Bcl-x(L) prevents the initial decrease in mitochondrial membrane potential and subsequent reactive oxygen species production during tumor necrosis factor alpha-induced apoptosis.

The Bcl-2 family of proteins are involved in regulating the redox state of cells. However, the mode of action of Bcl-2 proteins remains unclear. This work analyzed the effects of Bcl-x(L) on the cellular redox state after treatment with tumor necrosis factor alpha (TNF-alpha) or exogenous oxidants. We show that in cells that undergo TNF-alpha-induced apoptosis, TNF-alpha induces a partial decrease in mitochondrial membrane potential (DeltaPsi(m)) followed by high levels of reactive oxygen species (ROS). ROS scavengers delay the progression of mitochondrial depolarization and apoptotic cell death. This indicates that ROS are important mediators of mitochondrial depolarization. However, ROS scavengers fail to prevent the initial TNF-alpha-induced decrease in DeltaPsi(m).

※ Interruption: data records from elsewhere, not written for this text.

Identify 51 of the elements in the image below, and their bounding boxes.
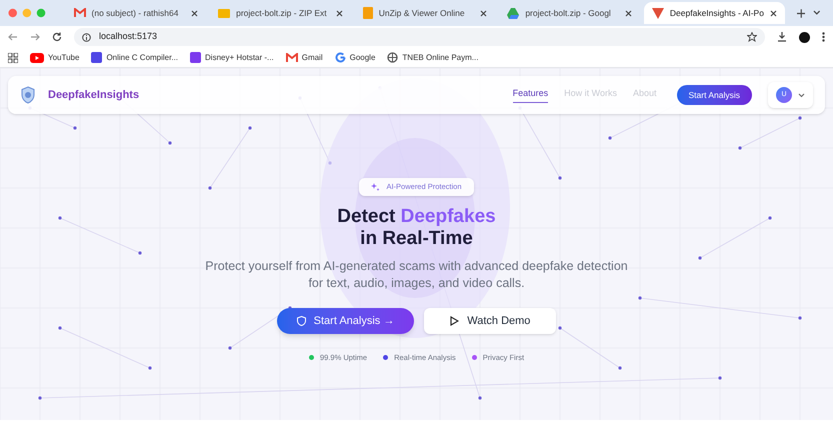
close-icon [191,10,198,16]
browser-tab[interactable]: DeepfakeInsights - AI-Po [644,2,785,24]
shield-logo-icon [20,86,36,104]
address-bar[interactable]: localhost:5173 [74,28,765,46]
document-icon [362,7,373,19]
hero-subtitle: Protect yourself from AI-generated scams with advanced deepfake detection for text, audio, images, and video calls. [204,258,629,292]
close-icon [480,10,488,16]
apps-grid-icon [8,52,18,62]
close-icon [624,10,632,16]
reload-icon [52,32,62,42]
download-icon [777,32,787,42]
info-icon [82,32,91,42]
new-tab-icon [796,8,806,18]
back-icon [8,33,18,41]
play-icon [30,52,44,62]
square-icon [190,52,202,63]
browser-tab[interactable]: project-bolt.zip - Googl [499,2,640,24]
chevron-down-icon [798,92,805,98]
bookmark[interactable]: YouTube [30,52,80,64]
close-icon [336,10,343,16]
bookmark[interactable]: Gmail [286,52,323,64]
play-icon [450,316,460,326]
watch-demo-button[interactable]: Watch Demo [424,308,556,334]
bookmark[interactable]: Disney+ Hotstar -... [190,52,274,64]
hero-title: in Real-Time [360,228,473,250]
folder-icon [218,8,230,18]
menu-icon [822,32,825,42]
square-icon [91,52,102,63]
g-icon [334,52,346,63]
globe-icon [387,52,398,63]
star-icon [747,32,757,42]
mail-icon [286,52,298,62]
sparkle-icon [371,182,380,192]
start-analysis-button[interactable]: Start Analysis [676,85,752,105]
shield-icon [296,316,306,326]
close-icon [770,10,777,16]
hero-title: Detect Deepfakes [337,206,496,228]
browser-tab[interactable]: project-bolt.zip - ZIP Ext [210,2,351,24]
bookmark[interactable]: TNEB Online Paym... [387,52,478,64]
mail-icon [74,8,86,18]
v-logo-icon [652,8,664,18]
bookmark[interactable]: Online C Compiler... [91,52,178,64]
nav-link[interactable]: Features [512,86,548,104]
browser-tab[interactable]: (no subject) - rathish64 [66,2,206,24]
start-analysis-button[interactable]: Start Analysis → [276,308,414,334]
forward-icon [30,33,40,41]
bookmark[interactable]: Google [334,52,376,64]
chevron-down-icon [813,10,821,16]
browser-tab[interactable]: UnZip & Viewer Online [354,2,496,24]
brand-name: DeepfakeInsights [48,88,140,103]
profile-avatar-icon [799,32,810,42]
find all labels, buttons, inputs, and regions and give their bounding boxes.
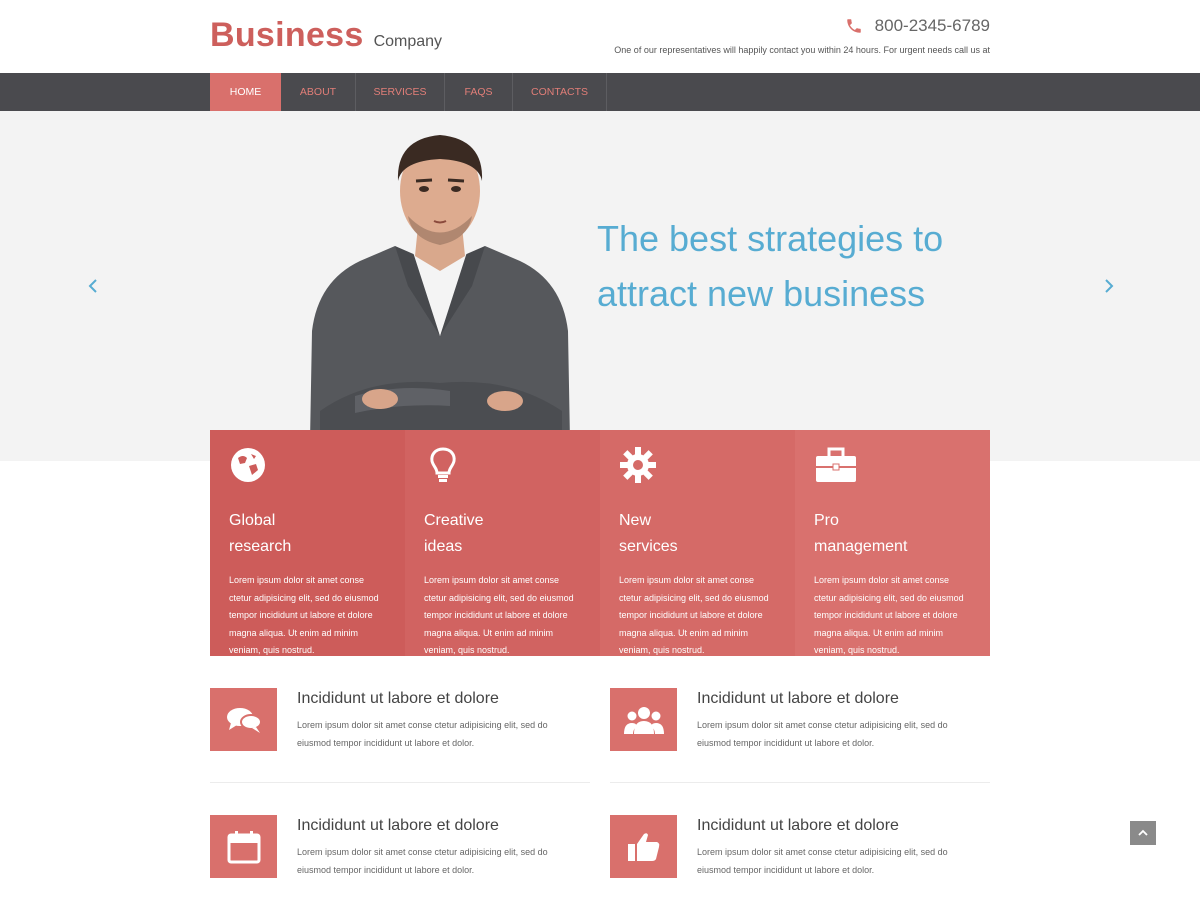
- feature-title: Global research: [229, 512, 292, 555]
- feature-card[interactable]: Creative ideas Lorem ipsum dolor sit ame…: [405, 430, 600, 656]
- info-text: Lorem ipsum dolor sit amet conse ctetur …: [297, 720, 548, 748]
- info-icon-box: [210, 688, 277, 751]
- nav-item-services[interactable]: SERVICES: [356, 73, 445, 111]
- hero-title-line1: The best strategies to: [597, 218, 944, 259]
- feature-card[interactable]: Pro management Lorem ipsum dolor sit ame…: [795, 430, 990, 656]
- site-header: Business Company 800-2345-6789 One of ou…: [0, 0, 1200, 73]
- feature-text: Lorem ipsum dolor sit amet conse ctetur …: [814, 575, 964, 656]
- feature-text: Lorem ipsum dolor sit amet conse ctetur …: [229, 575, 379, 656]
- main-navbar: HOME ABOUT SERVICES FAQS CONTACTS: [0, 73, 1200, 111]
- info-block: Incididunt ut labore et dolore Lorem ips…: [610, 815, 990, 885]
- slider-prev-button[interactable]: [84, 276, 104, 296]
- info-block: Incididunt ut labore et dolore Lorem ips…: [210, 688, 590, 758]
- thumbs-up-icon: [627, 832, 659, 861]
- phone-number[interactable]: 800-2345-6789: [845, 16, 990, 36]
- feature-title: Creative ideas: [424, 512, 484, 555]
- slider-next-button[interactable]: [1098, 276, 1118, 296]
- info-icon-box: [610, 688, 677, 751]
- main-nav: HOME ABOUT SERVICES FAQS CONTACTS: [210, 73, 607, 111]
- info-title: Incididunt ut labore et dolore: [297, 690, 499, 707]
- nav-item-faqs[interactable]: FAQS: [445, 73, 513, 111]
- gear-icon: [620, 447, 656, 483]
- info-icon-box: [610, 815, 677, 878]
- users-icon: [623, 706, 664, 734]
- logo[interactable]: Business Company: [210, 16, 442, 55]
- feature-card[interactable]: Global research Lorem ipsum dolor sit am…: [210, 430, 405, 656]
- briefcase-icon: [816, 447, 856, 482]
- info-icon-box: [210, 815, 277, 878]
- info-text: Lorem ipsum dolor sit amet conse ctetur …: [297, 847, 548, 875]
- nav-item-about[interactable]: ABOUT: [281, 73, 356, 111]
- logo-main-text: Business: [210, 16, 364, 54]
- info-block: Incididunt ut labore et dolore Lorem ips…: [610, 688, 990, 758]
- info-text: Lorem ipsum dolor sit amet conse ctetur …: [697, 847, 948, 875]
- chevron-up-icon: [1138, 829, 1148, 836]
- divider: [610, 782, 990, 783]
- feature-text: Lorem ipsum dolor sit amet conse ctetur …: [424, 575, 574, 656]
- calendar-icon: [227, 830, 260, 863]
- info-text: Lorem ipsum dolor sit amet conse ctetur …: [697, 720, 948, 748]
- feature-card[interactable]: New services Lorem ipsum dolor sit amet …: [600, 430, 795, 656]
- features-row: Global research Lorem ipsum dolor sit am…: [210, 430, 990, 656]
- phone-icon: [846, 19, 861, 33]
- divider: [210, 782, 590, 783]
- feature-title: Pro management: [814, 512, 908, 555]
- chat-icon: [226, 707, 262, 733]
- nav-item-home[interactable]: HOME: [210, 73, 281, 111]
- chevron-right-icon: [1105, 279, 1114, 293]
- lightbulb-icon: [430, 447, 456, 482]
- phone-text: 800-2345-6789: [874, 16, 990, 35]
- scroll-to-top-button[interactable]: [1130, 821, 1156, 845]
- businessman-image: [310, 135, 570, 441]
- info-title: Incididunt ut labore et dolore: [697, 817, 899, 834]
- globe-icon: [231, 448, 265, 482]
- logo-sub-text: Company: [373, 33, 443, 50]
- info-title: Incididunt ut labore et dolore: [297, 817, 499, 834]
- hero-title: The best strategies to attract new busin…: [597, 211, 997, 321]
- nav-item-contacts[interactable]: CONTACTS: [513, 73, 607, 111]
- hero-slider: The best strategies to attract new busin…: [0, 111, 1200, 461]
- contact-note: One of our representatives will happily …: [614, 45, 990, 55]
- hero-title-line2: attract new business: [597, 273, 926, 314]
- info-block: Incididunt ut labore et dolore Lorem ips…: [210, 815, 590, 885]
- feature-text: Lorem ipsum dolor sit amet conse ctetur …: [619, 575, 769, 656]
- chevron-left-icon: [88, 279, 97, 293]
- feature-title: New services: [619, 512, 678, 555]
- info-title: Incididunt ut labore et dolore: [697, 690, 899, 707]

In contrast, expression of Bcl-x(L) prevents both the initial decrease in DeltaPsi(m) following TNF-alpha treatment and the subsequent induction of ROS. Bcl-x(L) itself does not act as a ROS scavenger. In addition, Bcl-x(L) does not block the initial decrease in DeltaPsi(m) following treatment with the oxidant hydrogen peroxide. However, unlike control-transfected cells, Bcl-x(L)-expressing cells can recover their mitochondrial membrane potential following the initial drop in DeltaPsi(m) induced by hydrogen peroxide. These data suggest that Bcl-x(L) plays a regulatory role in controlling the membrane potential of and ROS production by mitochondria rather than acting as a direct antioxidant.